The research project consists of around 700 IBD and Chrons patients, who have all begun by listing the foods that their body cannot tolerate, or that cause them to have a flare up. They then compare the genetic differences in people who have chrons disease with their tolerances and in-tolerances of foods in their diet. The researches are also collecting details on the patients lifestyle as well as their symptoms.

Initial findings have shown that foods like Bananas, starchy vegetables, ginger and couscous have been pointed out as good foods for the Crohn's and Colitis diet, where as carbonated drinks, energy drinks, alcohol, coffee, food like hot curries, salami, grapefruit, cream, fruits that have small seeds and corn have generally shown to be bad foods for the Chrons diet.

Cabbage and the Colitis Diet: Their research has shown that certain chrons disease patients who have a certain gene find that cabbage causes a flare up where as other patients who do not contain the gene not only can eat cabbage in their diet, but have found that it actually is beneficial!

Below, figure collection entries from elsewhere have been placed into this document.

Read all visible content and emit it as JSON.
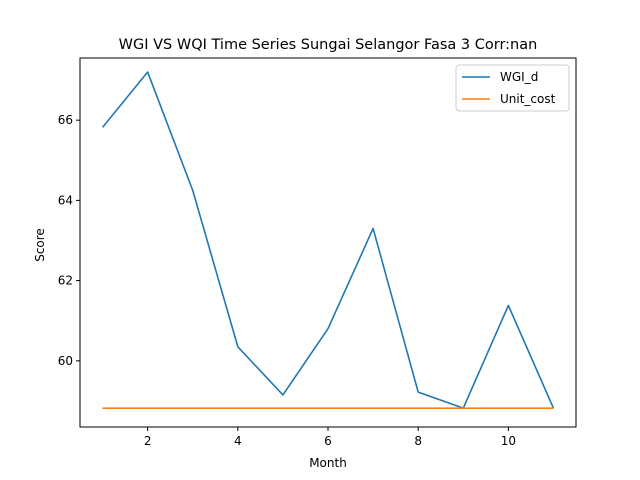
{
  "chart_data": {
    "type": "line",
    "title": "WGI VS WQI Time Series Sungai Selangor Fasa 3 Corr:nan",
    "xlabel": "Month",
    "ylabel": "Score",
    "xlim": [
      0.5,
      11.5
    ],
    "ylim": [
      58.35,
      67.55
    ],
    "xticks": [
      2,
      4,
      6,
      8,
      10
    ],
    "yticks": [
      60,
      62,
      64,
      66
    ],
    "grid": false,
    "legend_position": "top-right",
    "x": [
      1,
      2,
      3,
      4,
      5,
      6,
      7,
      8,
      9,
      10,
      11
    ],
    "series": [
      {
        "name": "WGI_d",
        "color": "#1f77b4",
        "values": [
          65.82,
          67.2,
          64.25,
          60.35,
          59.15,
          60.8,
          63.3,
          59.22,
          58.82,
          61.38,
          58.82
        ]
      },
      {
        "name": "Unit_cost",
        "color": "#ff7f0e",
        "values": [
          58.82,
          58.82,
          58.82,
          58.82,
          58.82,
          58.82,
          58.82,
          58.82,
          58.82,
          58.82,
          58.82
        ]
      }
    ]
  }
}
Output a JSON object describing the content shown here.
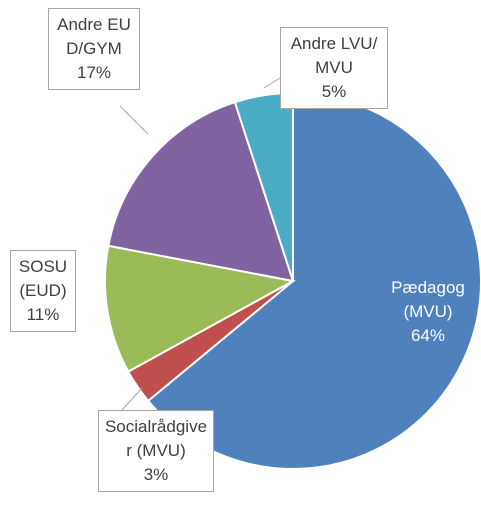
{
  "chart_data": {
    "type": "pie",
    "categories": [
      "Pædagog (MVU)",
      "Socialrådgiver (MVU)",
      "SOSU (EUD)",
      "Andre EUD/GYM",
      "Andre LVU/MVU"
    ],
    "values": [
      64,
      3,
      11,
      17,
      5
    ],
    "value_labels": [
      "64%",
      "3%",
      "11%",
      "17%",
      "5%"
    ],
    "colors": [
      "#4f81bd",
      "#c0504d",
      "#9bbb59",
      "#8064a2",
      "#4bacc6"
    ]
  }
}
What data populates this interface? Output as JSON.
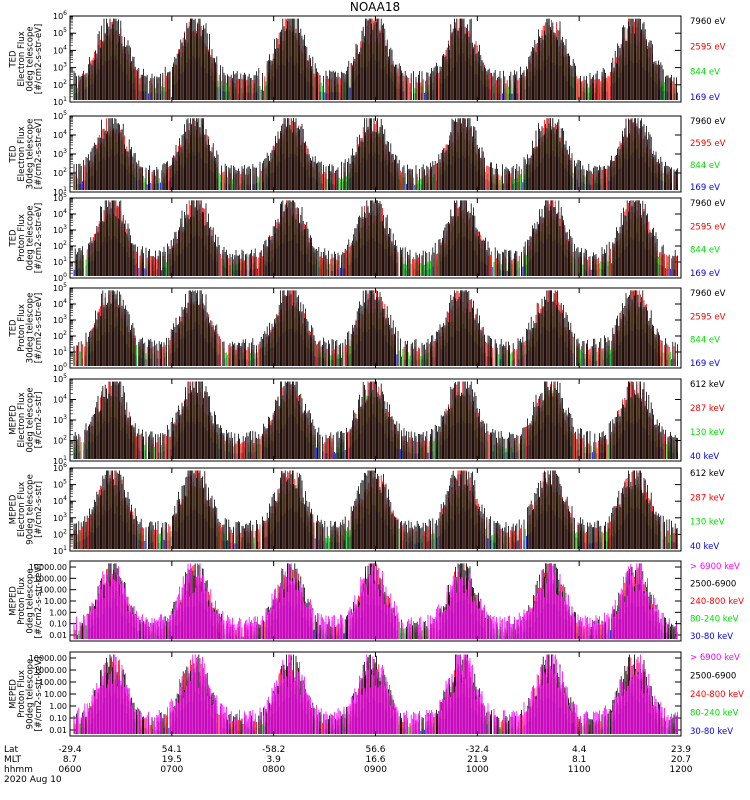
{
  "title": "NOAA18",
  "colors": {
    "black": "#000000",
    "blue": "#0000ff",
    "red": "#ff0000",
    "green": "#00e000",
    "magenta": "#ff00ff"
  },
  "chart_data": {
    "type": "line",
    "title": "NOAA18",
    "x_range_hhmm": [
      "0600",
      "1200"
    ],
    "footer": {
      "labels": [
        "Lat",
        "MLT",
        "hhmm",
        "2020 Aug 10"
      ],
      "lat": [
        "-29.4",
        "54.1",
        "-58.2",
        "56.6",
        "-32.4",
        "4.4",
        "23.9"
      ],
      "mlt": [
        "8.7",
        "19.5",
        "3.9",
        "16.6",
        "21.9",
        "8.1",
        "20.7"
      ],
      "hhmm": [
        "0600",
        "0700",
        "0800",
        "0900",
        "1000",
        "1100",
        "1200"
      ]
    },
    "panels": [
      {
        "id": "ted-e-0",
        "ylabel": [
          "TED",
          "Electron Flux",
          "0deg telescope",
          "[#/cm2-s-str-eV]"
        ],
        "scale": "log",
        "exps": [
          1,
          2,
          3,
          4,
          5,
          6
        ],
        "legend": [
          {
            "text": "7960 eV",
            "color": "black"
          },
          {
            "text": "2595 eV",
            "color": "red"
          },
          {
            "text": "844 eV",
            "color": "green"
          },
          {
            "text": "169 eV",
            "color": "blue"
          }
        ]
      },
      {
        "id": "ted-e-30",
        "ylabel": [
          "TED",
          "Electron Flux",
          "30deg telescope",
          "[#/cm2-s-str-eV]"
        ],
        "scale": "log",
        "exps": [
          1,
          2,
          3,
          4,
          5
        ],
        "legend": [
          {
            "text": "7960 eV",
            "color": "black"
          },
          {
            "text": "2595 eV",
            "color": "red"
          },
          {
            "text": "844 eV",
            "color": "green"
          },
          {
            "text": "169 eV",
            "color": "blue"
          }
        ]
      },
      {
        "id": "ted-p-0",
        "ylabel": [
          "TED",
          "Proton Flux",
          "0deg telescope",
          "[#/cm2-s-str-eV]"
        ],
        "scale": "log",
        "exps": [
          0,
          1,
          2,
          3,
          4,
          5
        ],
        "legend": [
          {
            "text": "7960 eV",
            "color": "black"
          },
          {
            "text": "2595 eV",
            "color": "red"
          },
          {
            "text": "844 eV",
            "color": "green"
          },
          {
            "text": "169 eV",
            "color": "blue"
          }
        ]
      },
      {
        "id": "ted-p-30",
        "ylabel": [
          "TED",
          "Proton Flux",
          "30deg telescope",
          "[#/cm2-s-str-eV]"
        ],
        "scale": "log",
        "exps": [
          0,
          1,
          2,
          3,
          4,
          5
        ],
        "legend": [
          {
            "text": "7960 eV",
            "color": "black"
          },
          {
            "text": "2595 eV",
            "color": "red"
          },
          {
            "text": "844 eV",
            "color": "green"
          },
          {
            "text": "169 eV",
            "color": "blue"
          }
        ]
      },
      {
        "id": "meped-e-0",
        "ylabel": [
          "MEPED",
          "Electron Flux",
          "0deg telescope",
          "[#/cm2-s-str]"
        ],
        "scale": "log",
        "exps": [
          1,
          2,
          3,
          4,
          5
        ],
        "legend": [
          {
            "text": "612 keV",
            "color": "black"
          },
          {
            "text": "287 keV",
            "color": "red"
          },
          {
            "text": "130 keV",
            "color": "green"
          },
          {
            "text": "40 keV",
            "color": "blue"
          }
        ]
      },
      {
        "id": "meped-e-90",
        "ylabel": [
          "MEPED",
          "Electron Flux",
          "90deg telescope",
          "[#/cm2-s-str]"
        ],
        "scale": "log",
        "exps": [
          1,
          2,
          3,
          4,
          5,
          6
        ],
        "legend": [
          {
            "text": "612 keV",
            "color": "black"
          },
          {
            "text": "287 keV",
            "color": "red"
          },
          {
            "text": "130 keV",
            "color": "green"
          },
          {
            "text": "40 keV",
            "color": "blue"
          }
        ]
      },
      {
        "id": "meped-p-0",
        "ylabel": [
          "MEPED",
          "Proton Flux",
          "0deg telescope",
          "[#/cm2-s-str-keV]"
        ],
        "scale": "lin",
        "ticks": [
          "0.01",
          "0.10",
          "1.00",
          "10.00",
          "100.00",
          "1000.00",
          "10000.00"
        ],
        "legend": [
          {
            "text": "> 6900 keV",
            "color": "magenta"
          },
          {
            "text": "2500-6900",
            "color": "black"
          },
          {
            "text": "240-800 keV",
            "color": "red"
          },
          {
            "text": "80-240 keV",
            "color": "green"
          },
          {
            "text": "30-80 keV",
            "color": "blue"
          }
        ]
      },
      {
        "id": "meped-p-90",
        "ylabel": [
          "MEPED",
          "Proton Flux",
          "90deg telescope",
          "[#/cm2-s-str-keV]"
        ],
        "scale": "lin",
        "ticks": [
          "0.01",
          "0.10",
          "1.00",
          "10.00",
          "100.00",
          "1000.00",
          "10000.00"
        ],
        "legend": [
          {
            "text": "> 6900 keV",
            "color": "magenta"
          },
          {
            "text": "2500-6900",
            "color": "black"
          },
          {
            "text": "240-800 keV",
            "color": "red"
          },
          {
            "text": "80-240 keV",
            "color": "green"
          },
          {
            "text": "30-80 keV",
            "color": "blue"
          }
        ]
      }
    ]
  }
}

Generally The Good Chrons Diet contains things like:
Bananas
Couscous
Ginger
Starchy Vegetables

Generally The Bad Crohn's Diet contains things like:
Coffee
Alcohol
Energy Drinks
Carbonated Drinks
Hot Curries
Salami
Grapefruit
Cream
Fruit with small seeds

The New Zealand scientists are basically looking for two things in the Crohn's and Colitis diet: the gene "switch" that makes people prone to inflammation and a nutrient (or food) that turns it off the inflammation.
Ultimately it is hoped that this research will go on to other inflammatory illnesses like colitis and that they will be able to find other nutrients that turn off these harmful gene "switches". They are the fist to say that there is a long way to go, but it has already been shown that in Singapore, there has been an increase in western diseases as their diet changes and becomes more westernised. (In Singapore all babies are genotyped)

It is thought that, in the developed world, Chrons disease affects one in every 10,000 people, In New Zealand research has shown that they have an even higher proportion, with one in 600 people in the Canterbury area alone. Professor Lynn Ferguson of the University’s Nutrigenomics group says that "Chrons disease is on the rise, and it is important that we learn as much as possible about how diet affects symptoms and whether this is genetically linked."